ILC is one of very few model-based upper limb ES control methodologies that has previously been used in a clinical study [2426]. During this study, stroke participants attended 18 intervention sessions of 1 hour duration in which they practiced planar reaching tasks, tracking a moving spot of light. These movements were assisted by ILC mediated ES applied to the triceps of the impaired arm. Unassisted tracking performance (i.e., movements without the aid of ES) improved over the course of the intervention and changes in muscle activation patterns towards those of unimpaired participants were also observed [24, 25]. Whilst establishing the feasibility of advanced upper limb ES control approaches in the clinical domain, this planar system did not assist shoulder movement and by providing full mechanical support to the forearm, allowed very limited shoulder elevation.
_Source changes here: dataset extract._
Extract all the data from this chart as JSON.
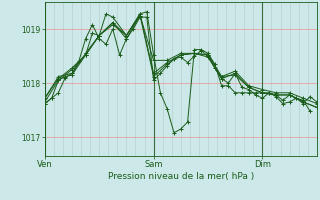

To address these limitations and increase the potential of this novel approach to stroke rehabilitation, a new system has been developed to assist participants in performing more functional, 3D reaching tasks with ES applied to triceps and anterior deltoid muscles [22, 23]. Termed SAIL: Stimulation Assistance through Iterative Learning, this system comprises a commercial robotic arm support interfaced with custom-designed ES hardware and real-time ES control environment, together with a custom-made VR task display system (see Figure 1).

Figure 1
figure 1

SAIL system components: 1) Hocoma ArmeoSpring® support, 2) surface electrodes on triceps brachii and anterior deltoid muscles, 3) realtime processor and interface module, 4) monitor displaying VR task, and 5) monitor displaying therapist user interface. 6) shows an example of a reaching task displayed to a stroke participant with left hemipshere damage. An image of their own arm is shown and they are encouraged to follow a sphere which moves along a reference path (the trajectory); in this case from bottom right to top left.
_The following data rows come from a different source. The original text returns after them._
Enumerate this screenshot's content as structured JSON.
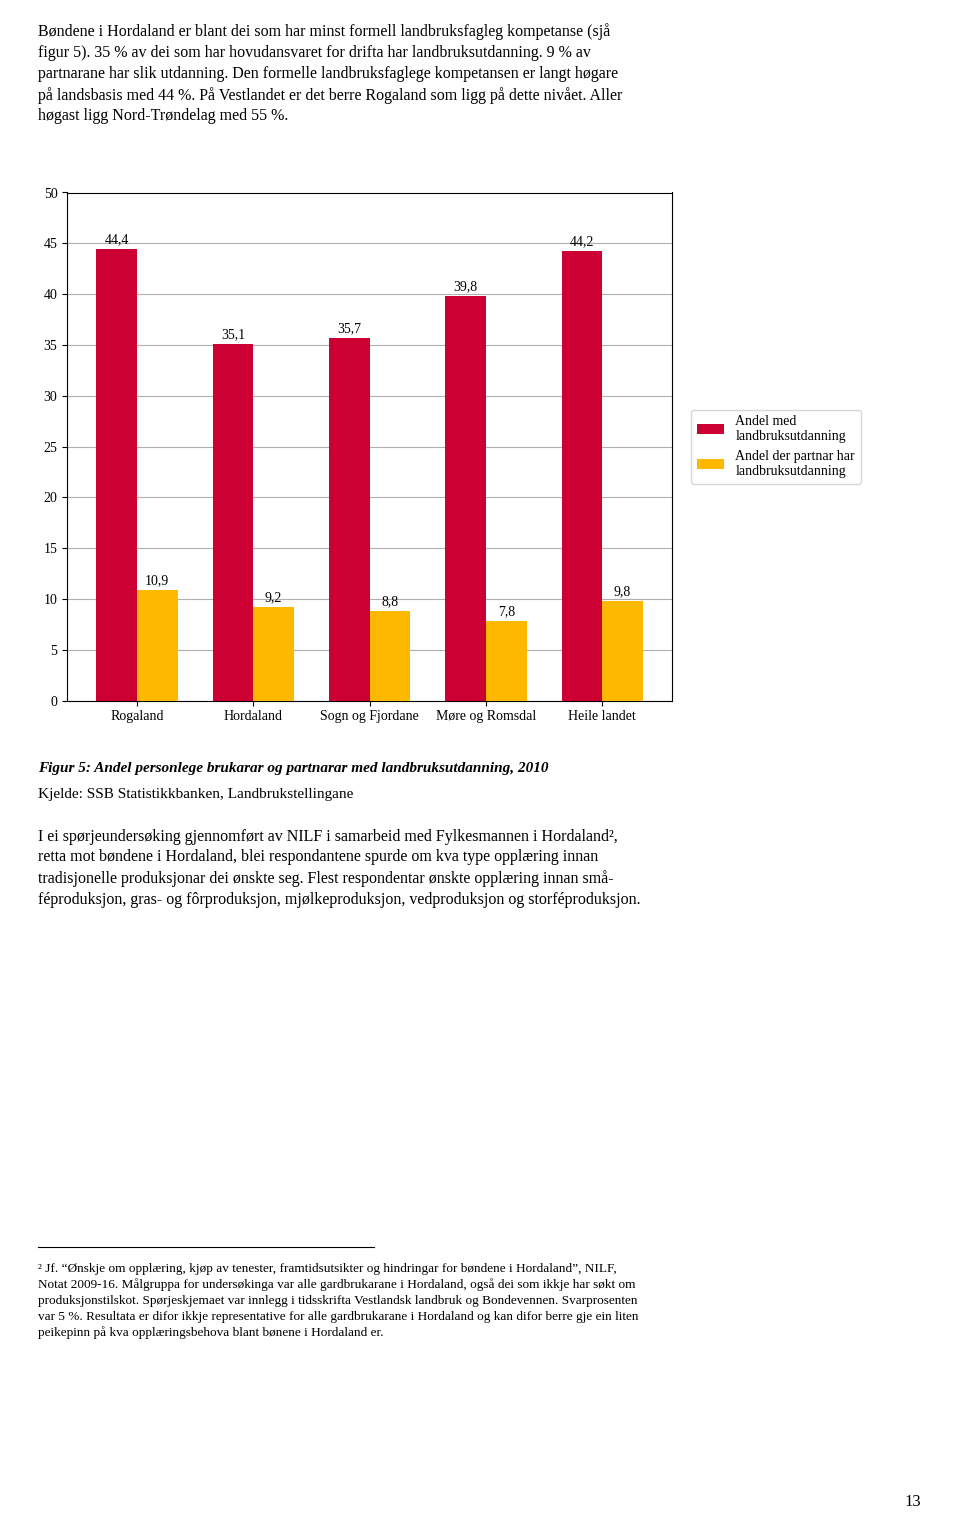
{
  "chart_data": {
    "type": "bar",
    "title": "Figur 5: Andel personlege brukarar og partnarar med landbruksutdanning, 2010",
    "subtitle": "Kjelde: SSB Statistikkbanken, Landbrukstellingane",
    "categories": [
      "Rogaland",
      "Hordaland",
      "Sogn og Fjordane",
      "Møre og Romsdal",
      "Heile landet"
    ],
    "series": [
      {
        "name": "Andel med\nlandbruksutdanning",
        "color": "#CC0033",
        "values": [
          44.4,
          35.1,
          35.7,
          39.8,
          44.2
        ],
        "value_labels": [
          "44,4",
          "35,1",
          "35,7",
          "39,8",
          "44,2"
        ]
      },
      {
        "name": "Andel der partnar har\nlandbruksutdanning",
        "color": "#FFB800",
        "values": [
          10.9,
          9.2,
          8.8,
          7.8,
          9.8
        ],
        "value_labels": [
          "10,9",
          "9,2",
          "8,8",
          "7,8",
          "9,8"
        ]
      }
    ],
    "ylim": [
      0,
      50
    ],
    "yticks": [
      0,
      5,
      10,
      15,
      20,
      25,
      30,
      35,
      40,
      45,
      50
    ],
    "grid": true,
    "legend": "center left",
    "data_labels": true,
    "annotations": [
      "Bøndene i Hordaland er blant dei som har minst formell landbruksfagleg kompetanse (sjå\nfigur 5). 35 % av dei som har hovudansvaret for drifta har landbruksutdanning. 9 % av\npartnarane har slik utdanning. Den formelle landbruksfaglege kompetansen er langt høgare\npå landsbasis med 44 %. På Vestlandet er det berre Rogaland som ligg på dette nivået. Aller\nhøgast ligg Nord-Trøndelag med 55 %.",
      "I ei spørjeundersøking gjennomført av NILF i samarbeid med Fylkesmannen i Hordaland²,\nretta mot bøndene i Hordaland, blei respondantene spurde om kva type opplæring innan\ntradisjonelle produksjonar dei ønskte seg. Flest respondentar ønskte opplæring innan små-\nféproduksjon, gras- og fôrproduksjon, mjølkeproduksjon, vedproduksjon og storféproduksjon.",
      "² Jf. “Ønskje om opplæring, kjøp av tenester, framtidsutsikter og hindringar for bøndene i Hordaland”, NILF,\nNotat 2009-16. Målgruppa for undersøkinga var alle gardbrukarane i Hordaland, også dei som ikkje har søkt om\nproduksjonstilskot. Spørjeskjemaet var innlegg i tidsskrifta Vestlandsk landbruk og Bondevennen. Svarprosenten\nvar 5 %. Resultata er difor ikkje representative for alle gardbrukarane i Hordaland og kan difor berre gje ein liten\npeikepinn på kva opplæringsbehova blant bønene i Hordaland er.",
      "13"
    ]
  }
}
The commercial exoskeleton robot is a purely passive ‘un-weighing’ system which supports the patient’s arm against gravity via two springs incorporated into the mechanism. Each of its joints contains a resolver which records its angular position and this information is used by both the ES control system, and the VR task display. Whilst building on previous work, the ES controller incorporates substantial developments in terms of biomechanical modelling, identification, and control complexity compared with the planar system previously reported. In particular, a five degree-of-freedom biomechanical model of the combined human and robotic arm system was developed, along with identification procedures using kinetic, kinematic and ES input data which are suitable for patients [23, 27]. Then parallel feedback and feedforward controllers were derived using techniques from nonlinear optimisation to achieve robust tracking whilst maintaining strict trial-to-trial bounds on the change in input, and the patients’ arm dynamics occurring along each trial [22, 23, 28, 29]. Moreover, the muscle structures used in the model, identification procedure and controller have been specifically developed for application to stroke patients [27].
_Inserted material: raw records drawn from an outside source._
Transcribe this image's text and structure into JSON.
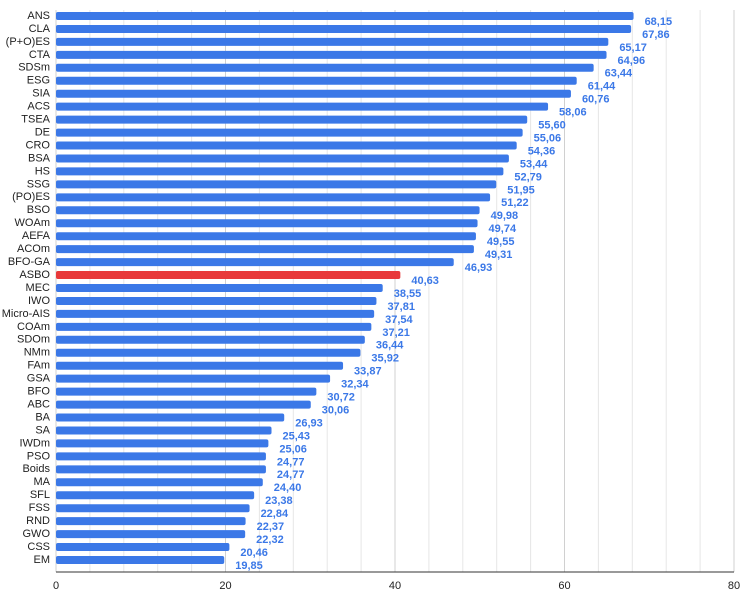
{
  "chart_data": {
    "type": "hbar",
    "categories": [
      "ANS",
      "CLA",
      "(P+O)ES",
      "CTA",
      "SDSm",
      "ESG",
      "SIA",
      "ACS",
      "TSEA",
      "DE",
      "CRO",
      "BSA",
      "HS",
      "SSG",
      "(PO)ES",
      "BSO",
      "WOAm",
      "AEFA",
      "ACOm",
      "BFO-GA",
      "ASBO",
      "MEC",
      "IWO",
      "Micro-AIS",
      "COAm",
      "SDOm",
      "NMm",
      "FAm",
      "GSA",
      "BFO",
      "ABC",
      "BA",
      "SA",
      "IWDm",
      "PSO",
      "Boids",
      "MA",
      "SFL",
      "FSS",
      "RND",
      "GWO",
      "CSS",
      "EM"
    ],
    "values": [
      68.15,
      67.86,
      65.17,
      64.96,
      63.44,
      61.44,
      60.76,
      58.06,
      55.6,
      55.06,
      54.36,
      53.44,
      52.79,
      51.95,
      51.22,
      49.98,
      49.74,
      49.55,
      49.31,
      46.93,
      40.63,
      38.55,
      37.81,
      37.54,
      37.21,
      36.44,
      35.92,
      33.87,
      32.34,
      30.72,
      30.06,
      26.93,
      25.43,
      25.06,
      24.77,
      24.77,
      24.4,
      23.38,
      22.84,
      22.37,
      22.32,
      20.46,
      19.85
    ],
    "value_labels": [
      "68,15",
      "67,86",
      "65,17",
      "64,96",
      "63,44",
      "61,44",
      "60,76",
      "58,06",
      "55,60",
      "55,06",
      "54,36",
      "53,44",
      "52,79",
      "51,95",
      "51,22",
      "49,98",
      "49,74",
      "49,55",
      "49,31",
      "46,93",
      "40,63",
      "38,55",
      "37,81",
      "37,54",
      "37,21",
      "36,44",
      "35,92",
      "33,87",
      "32,34",
      "30,72",
      "30,06",
      "26,93",
      "25,43",
      "25,06",
      "24,77",
      "24,77",
      "24,40",
      "23,38",
      "22,84",
      "22,37",
      "22,32",
      "20,46",
      "19,85"
    ],
    "colors": [
      "#3b78e7",
      "#3b78e7",
      "#3b78e7",
      "#3b78e7",
      "#3b78e7",
      "#3b78e7",
      "#3b78e7",
      "#3b78e7",
      "#3b78e7",
      "#3b78e7",
      "#3b78e7",
      "#3b78e7",
      "#3b78e7",
      "#3b78e7",
      "#3b78e7",
      "#3b78e7",
      "#3b78e7",
      "#3b78e7",
      "#3b78e7",
      "#3b78e7",
      "#e8393a",
      "#3b78e7",
      "#3b78e7",
      "#3b78e7",
      "#3b78e7",
      "#3b78e7",
      "#3b78e7",
      "#3b78e7",
      "#3b78e7",
      "#3b78e7",
      "#3b78e7",
      "#3b78e7",
      "#3b78e7",
      "#3b78e7",
      "#3b78e7",
      "#3b78e7",
      "#3b78e7",
      "#3b78e7",
      "#3b78e7",
      "#3b78e7",
      "#3b78e7",
      "#3b78e7",
      "#3b78e7"
    ],
    "label_color": "#3b78e7",
    "xlim": [
      0,
      80
    ],
    "xticks": [
      0,
      20,
      40,
      60,
      80
    ],
    "xminorticks": [
      4,
      8,
      12,
      16,
      24,
      28,
      32,
      36,
      44,
      48,
      52,
      56,
      64,
      68,
      72,
      76
    ],
    "grid": true
  }
}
Preliminary tests to assess whether the ILC algorithms were accurately mediating the ES took place with unimpaired participants. Results confirmed that SAIL was effective in moving the arm to produce precise reaching movements, and that tracking performance improved over a series of trials see [22, 28, 29]. The aim of the study reported in this article was to assess the technological feasibility and rehabilitation effectiveness of the SAIL system with chronic stroke participants.